Our study has several strengths, including a well-characterized, population-based cohort of patients with incident RA and a cohort of matched comparators from the same underlying population; all individuals were ascertained using the REP resources. The study takes advantage of the long and complete follow-up for both cohorts and the availability of complete (inpatient and outpatient) medical record data from all medical care providers in the community, allowing for comprehensive data collection and manual verification of the records on fragility fractures.

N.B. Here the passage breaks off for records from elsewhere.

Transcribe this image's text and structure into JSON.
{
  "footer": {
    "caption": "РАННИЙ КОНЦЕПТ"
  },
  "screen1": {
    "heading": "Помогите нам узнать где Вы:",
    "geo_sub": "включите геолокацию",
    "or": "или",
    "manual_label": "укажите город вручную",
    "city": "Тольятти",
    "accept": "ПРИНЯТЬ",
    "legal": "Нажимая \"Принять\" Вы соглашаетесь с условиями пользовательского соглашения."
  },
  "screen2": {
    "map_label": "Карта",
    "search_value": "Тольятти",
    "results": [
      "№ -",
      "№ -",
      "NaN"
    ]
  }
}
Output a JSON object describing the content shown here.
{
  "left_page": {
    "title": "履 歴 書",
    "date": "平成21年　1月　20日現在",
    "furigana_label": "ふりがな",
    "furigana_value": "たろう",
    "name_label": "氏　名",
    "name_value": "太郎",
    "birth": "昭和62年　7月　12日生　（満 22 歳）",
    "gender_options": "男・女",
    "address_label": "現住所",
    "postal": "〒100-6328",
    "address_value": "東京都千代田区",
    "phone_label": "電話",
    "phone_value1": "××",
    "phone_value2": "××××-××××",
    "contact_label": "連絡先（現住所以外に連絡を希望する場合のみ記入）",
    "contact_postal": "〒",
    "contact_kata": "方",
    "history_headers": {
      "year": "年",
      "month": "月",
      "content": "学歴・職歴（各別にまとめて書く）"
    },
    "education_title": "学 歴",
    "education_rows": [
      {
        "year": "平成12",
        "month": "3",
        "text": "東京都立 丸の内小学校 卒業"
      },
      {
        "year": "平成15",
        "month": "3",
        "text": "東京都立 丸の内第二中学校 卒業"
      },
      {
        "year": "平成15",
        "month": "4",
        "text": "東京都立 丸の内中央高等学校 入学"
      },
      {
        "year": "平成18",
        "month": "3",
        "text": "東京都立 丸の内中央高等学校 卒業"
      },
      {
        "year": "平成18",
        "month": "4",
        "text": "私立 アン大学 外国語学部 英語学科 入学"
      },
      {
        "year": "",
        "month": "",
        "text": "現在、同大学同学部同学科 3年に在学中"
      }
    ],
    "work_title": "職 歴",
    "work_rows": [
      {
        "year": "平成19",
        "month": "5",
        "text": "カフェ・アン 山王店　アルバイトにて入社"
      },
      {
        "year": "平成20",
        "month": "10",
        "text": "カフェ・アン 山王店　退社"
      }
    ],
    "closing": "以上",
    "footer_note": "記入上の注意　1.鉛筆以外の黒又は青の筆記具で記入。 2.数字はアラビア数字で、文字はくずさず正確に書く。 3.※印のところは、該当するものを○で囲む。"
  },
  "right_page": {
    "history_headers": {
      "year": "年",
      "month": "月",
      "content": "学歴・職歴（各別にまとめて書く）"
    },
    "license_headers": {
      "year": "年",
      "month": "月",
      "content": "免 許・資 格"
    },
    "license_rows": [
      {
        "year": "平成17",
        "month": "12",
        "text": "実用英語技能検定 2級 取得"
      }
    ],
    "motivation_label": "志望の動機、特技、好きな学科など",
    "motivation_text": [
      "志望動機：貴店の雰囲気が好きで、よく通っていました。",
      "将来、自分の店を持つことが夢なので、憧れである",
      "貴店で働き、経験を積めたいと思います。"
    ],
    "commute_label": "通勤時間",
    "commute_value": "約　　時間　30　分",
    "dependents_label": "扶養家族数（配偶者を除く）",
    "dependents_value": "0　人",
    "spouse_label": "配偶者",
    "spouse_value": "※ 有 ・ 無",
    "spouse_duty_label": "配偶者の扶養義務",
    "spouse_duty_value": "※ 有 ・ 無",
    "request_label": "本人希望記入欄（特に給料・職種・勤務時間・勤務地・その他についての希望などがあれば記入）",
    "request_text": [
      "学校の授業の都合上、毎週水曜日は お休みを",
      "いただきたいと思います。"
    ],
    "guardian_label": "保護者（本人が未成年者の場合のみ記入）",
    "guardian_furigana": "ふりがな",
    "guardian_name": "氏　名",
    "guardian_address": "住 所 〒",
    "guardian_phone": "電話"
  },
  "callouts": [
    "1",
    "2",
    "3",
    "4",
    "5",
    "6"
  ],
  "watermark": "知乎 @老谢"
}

Our study has several potential limitations. First, as with any retrospective study, only information available in the medical records was included. However, the complete and comprehensive resources of REP likely minimize this shortcoming. Second, BMD data were not available for all patients, which was addressed in a separate analysis of patients with available BMD (cohort 2). Third, data on the family history of parental hip fractures was not available. However, the sensitivity analysis assuming a 20% prevalence of parental fracture in RA and non-RA subsets produced results consistent with the main analyses. Fourth, we were not able to use the cutoff of > 7.5 mg for GC dosing for the use of multipliers to the FRAX score as recommended by the ACR guideline.30 We used a cutoff of ≥ 6 mg instead, and the results were similar to the primary analysis overall and by subgroup.30 Individuals without RA in this study were presumed to have had no exposure to GCs, although an estimated 1.2% of Americans aged > 20 years use GCs.42 As this percentage is small, it is unlikely to be statistically relevant in our controls and unlikely to affect the results. The management of RA has changed significantly over the recent decades. Examining the effect of antirheumatic and antiosteoporotic medication changes on FRAX performance was out of the scope of our study. Finally, the Olmsted County population is predominately White; therefore, our results may not be generalizable to more ethnically diverse populations, as the FRAX tool may disadvantage racial and ethnic minorities by yielding inaccurate risk predictions in these groups.43,44
In conclusion, the FRAX tool is an acceptable method for estimating the risk of major osteoporotic and hip fractures in patients with RA. Increased vigilance is needed when using FRAX with BMD in younger patients with RA (40-59 years old) with unknown parental hip fracture history, as the risk may be underestimated. More studies on the use of FRAX are needed in ethnically diverse populations.
Footnotes
This work was supported by grants from the National Institutes of Health, National Institute on Aging (R01 AG068192, R01 AG034676, K24 AG078179) and National Institute of Arthritis and Musculoskeletal and Skin Diseases (R01 AR46849). The content is solely the responsibility of the authors and does not necessarily represent the official views of the National Institutes of Health. The funders had no role in the study design, collection, analysis, or interpretation of data, or writing or submitting of the manuscript.
JMD has received research grants from Pfizer and royalties from Ghirihlet, and has a patent pending (provisional US patent application no. 63/243,933) entitled, “Methods and Materials for Assessing and Treating Arthritis.” The remaining authors declare no conflicts of interest relevant to this article.
- Accepted for publication June 12, 2023.